Но если Каня, министр обороны Войцех Ярузельский и другие прозорливые члены польского руководства, связанные партийной дисциплиной, в лучшем случае могли довести свои опасения до советского посла, да и то опасаясь, что об этом прознает Герек, то с призывом к реформам не побоялись выступить публично "польские шестидесятники". Глашатаями этого направления стали главный редактор газеты "Политика" Мечислав Раковский, мой давний знакомый известный польский политолог Ежи Вятр, с которым мы многократно встречались на конгрессах Международной ассоциации политических наук, и другие. И чем сильнее был отклик в польском обществе на эти выступления, тем больше гневались на их авторов наши "ястребы".
Согласно донесениям спецслужб, все зло в Польше шло не столько от "Солидарности", сколько от Раковского и его единомышленников. Вечная болезнь видеть самого большого врага в инакомыслящем соратнике.

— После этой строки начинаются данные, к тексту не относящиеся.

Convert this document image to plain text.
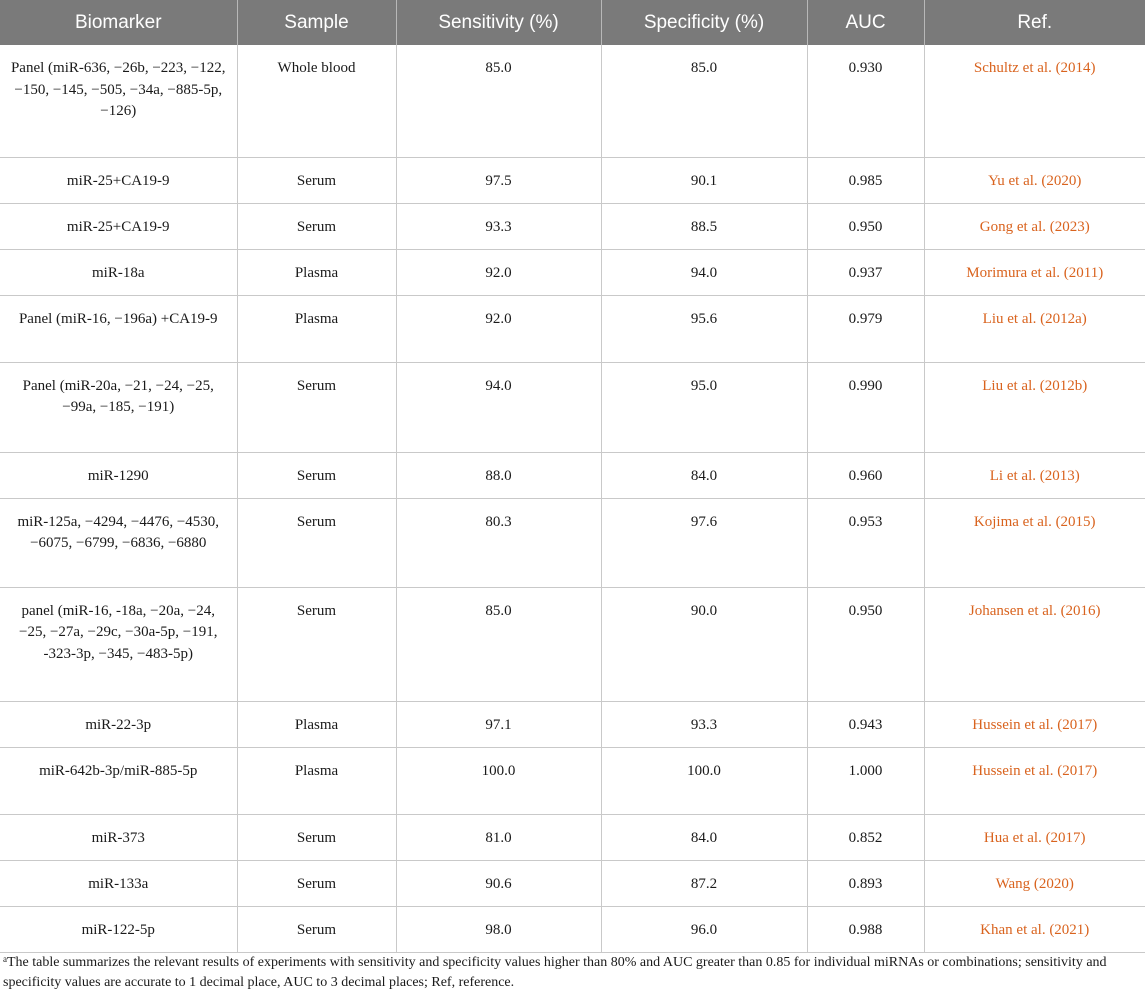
Biomarker	Sample	Sensitivity (%)	Specificity (%)	AUC	Ref.
Panel (miR-636, −26b, −223, −122, −150, −145, −505, −34a, −885-5p, −126)	Whole blood	85.0	85.0	0.930	Schultz et al. (2014)
miR-25+CA19-9	Serum	97.5	90.1	0.985	Yu et al. (2020)
miR-25+CA19-9	Serum	93.3	88.5	0.950	Gong et al. (2023)
miR-18a	Plasma	92.0	94.0	0.937	Morimura et al. (2011)
Panel (miR-16, −196a) +CA19-9	Plasma	92.0	95.6	0.979	Liu et al. (2012a)
Panel (miR-20a, −21, −24, −25, −99a, −185, −191)	Serum	94.0	95.0	0.990	Liu et al. (2012b)
miR-1290	Serum	88.0	84.0	0.960	Li et al. (2013)
miR-125a, −4294, −4476, −4530, −6075, −6799, −6836, −6880	Serum	80.3	97.6	0.953	Kojima et al. (2015)
panel (miR-16, -18a, −20a, −24, −25, −27a, −29c, −30a-5p, −191, -323-3p, −345, −483-5p)	Serum	85.0	90.0	0.950	Johansen et al. (2016)
miR-22-3p	Plasma	97.1	93.3	0.943	Hussein et al. (2017)
miR-642b-3p/miR-885-5p	Plasma	100.0	100.0	1.000	Hussein et al. (2017)
miR-373	Serum	81.0	84.0	0.852	Hua et al. (2017)
miR-133a	Serum	90.6	87.2	0.893	Wang (2020)
miR-122-5p	Serum	98.0	96.0	0.988	Khan et al. (2021)

$^a$The table summarizes the relevant results of experiments with sensitivity and specificity values higher than 80% and AUC greater than 0.85 for individual miRNAs or combinations; sensitivity and specificity values are accurate to 1 decimal place, AUC to 3 decimal places; Ref, reference.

Мечислав Раковский в конце концов стал председателем Совета Министров Польши и первым секретарем ЦК ПОРП, но время было уже безнадежно упущено. Так же, как избрание Кани (сентябрь 1980 г.), а затем Ярузельского (октябрь 1981 г.) первым секретарем. Реформаторам пришлось вступать в переговоры с позиций непомерной слабости, вести в некотором роде арьергардные бои. Не стану утверждать, что, приди они к власти "вовремя", им удалось бы радикально изменить течение истории. Но было вполне возможным избежать военного положения и того резкого охлаждения наших отношений с Польшей, которое последовало за избранием Валенсы президентом.

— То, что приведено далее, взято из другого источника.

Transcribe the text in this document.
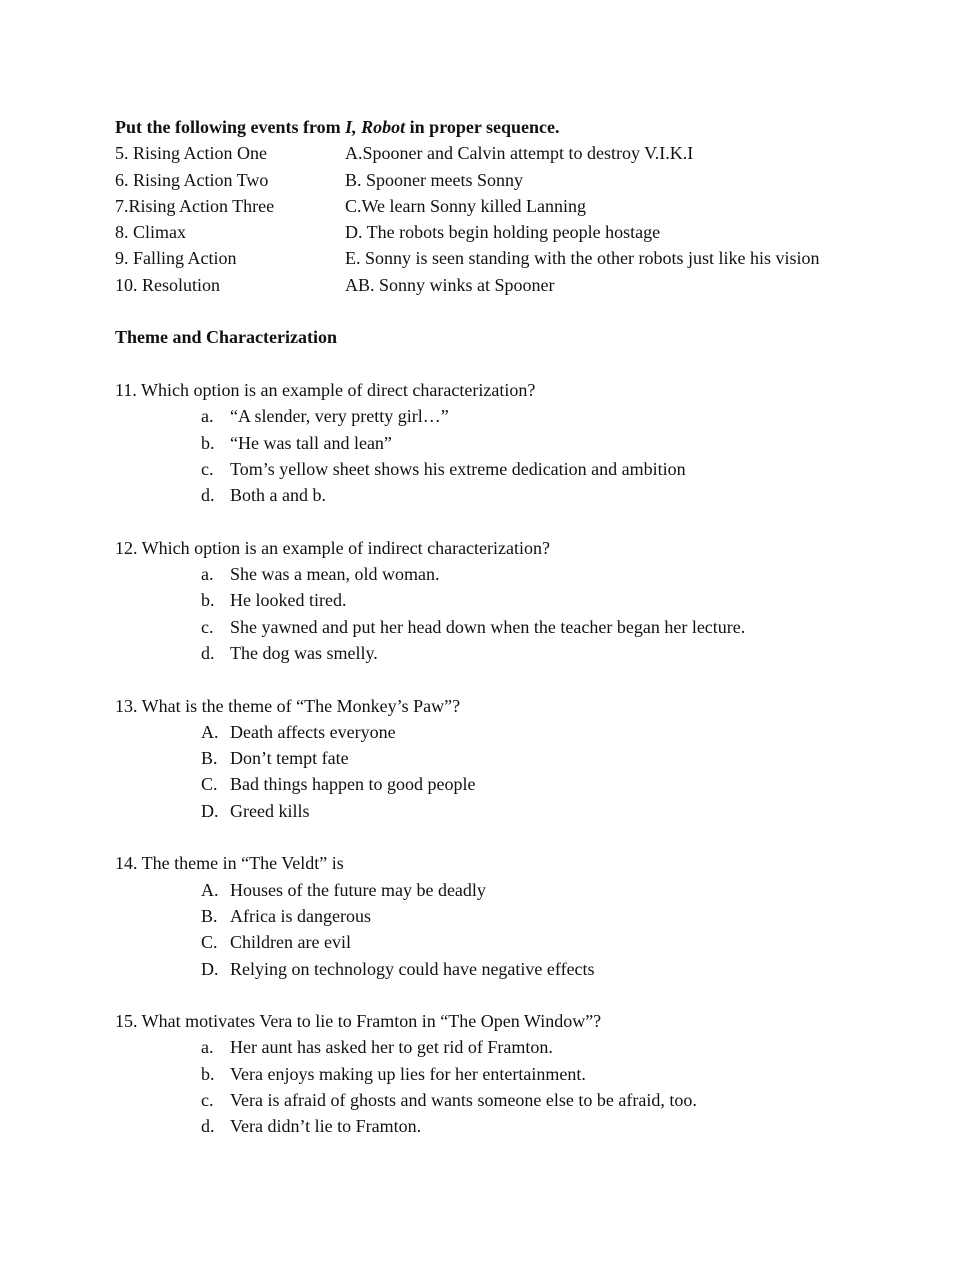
Put the following events from I, Robot in proper sequence.
5. Rising Action One	A.Spooner and Calvin attempt to destroy V.I.K.I
6. Rising Action Two	B. Spooner meets Sonny
7.Rising Action Three	C.We learn Sonny killed Lanning
8. Climax	D. The robots begin holding people hostage
9. Falling Action	E. Sonny is seen standing with the other robots just like his vision
10. Resolution	AB. Sonny winks at Spooner
Theme and Characterization
11. Which option is an example of direct characterization?
a. “A slender, very pretty girl…”
b. “He was tall and lean”
c. Tom’s yellow sheet shows his extreme dedication and ambition
d. Both a and b.
12. Which option is an example of indirect characterization?
a. She was a mean, old woman.
b. He looked tired.
c. She yawned and put her head down when the teacher began her lecture.
d. The dog was smelly.
13. What is the theme of “The Monkey’s Paw”?
A. Death affects everyone
B. Don’t tempt fate
C. Bad things happen to good people
D. Greed kills
14. The theme in “The Veldt” is
A. Houses of the future may be deadly
B. Africa is dangerous
C. Children are evil
D. Relying on technology could have negative effects
15. What motivates Vera to lie to Framton in “The Open Window”?
a. Her aunt has asked her to get rid of Framton.
b. Vera enjoys making up lies for her entertainment.
c. Vera is afraid of ghosts and wants someone else to be afraid, too.
d. Vera didn’t lie to Framton.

Впрочем, это уже относится к сфере гаданий. Тогда развернулась закулисная междоусобица внутри отдела. Прочитав шифровки по линии КГБ и ГРУ (Главное разведывательное управление Генштаба) с изложением очередной статьи Раковского, члены Политбюро и их помощники звонили Русакову или Рахманину с требованием заткнуть наконец рот этому антикоммунисту и антисоветчику (агенту влияния, сказали бы сейчас). В отделе начиналось срочное писание записки в ЦК или в созданную в связи с кризисом польскую комиссию. Представлялся текст телеграммы в Варшаву с поручением нашему послу примерно следующего содержания: "Посетите т. Каню (т. Ярузельского) или лицо, его замещающее, и скажите, что в Москве крайне обеспокоены статьей Раковского в газете "Политика", в которой льется вода на мельницу "Солидарности", атакуются устои социалистического строя..." и т. д. Я переписывал этот текст, убирая грозные инвективы, и шел убеждать Русакова, что нам следует не бить по Раковскому, а привлечь его в свои союзники. Эти аргументы производили на него впечатление, тем более что примерно в том же ключе мыслил советский посол в Польше Борис Иванович Аристов, с которым шеф в дни кризиса перезванивался чуть ли не ежедневно. В то же время он дико боялся быть обвиненным в либерализме. Изрядно помаявшись и даже ворча: "Куда это вы меня толкаете!", секретарь ЦК в конце концов соглашался убрать наиболее грубые обвинения. Бывало, однако, и так, что уже после этого проинформированный Анисимовым Рахманин добивался восстановления жестких формул.
По моему глубокому убеждению, события в Польше могли бы приобрести намного более взрывной и трагический характер, не окажись во главе ее генерал Войцех Ярузельский. Ему досталась незавидная участь - стать у штурвала корабля, когда тот уже на три четверти затонул, в команде назревал бунт, а среди пассажиров паника. В этой отчаянной ситуации генерал сделал главное: введением в стране военного положения 12 декабря 1981 г. он предотвратил кровавую разборку, жертвой которой могли стать многие тысячи, если не десятки тысяч людей. Причем сделал это, зажатый в тисках между Москвой и фундаменталистами из ПОРП, с одной стороны, мощной оппозицией - с другой; вынужденный выбирать между своим долгом первого лица в партии и государстве, т. е. главного гаранта существовавшей политической и общественной системы, и служением народу, подчинением его суверенной воле. Похожий выбор пришлось делать Горбачеву в августе 1991 года.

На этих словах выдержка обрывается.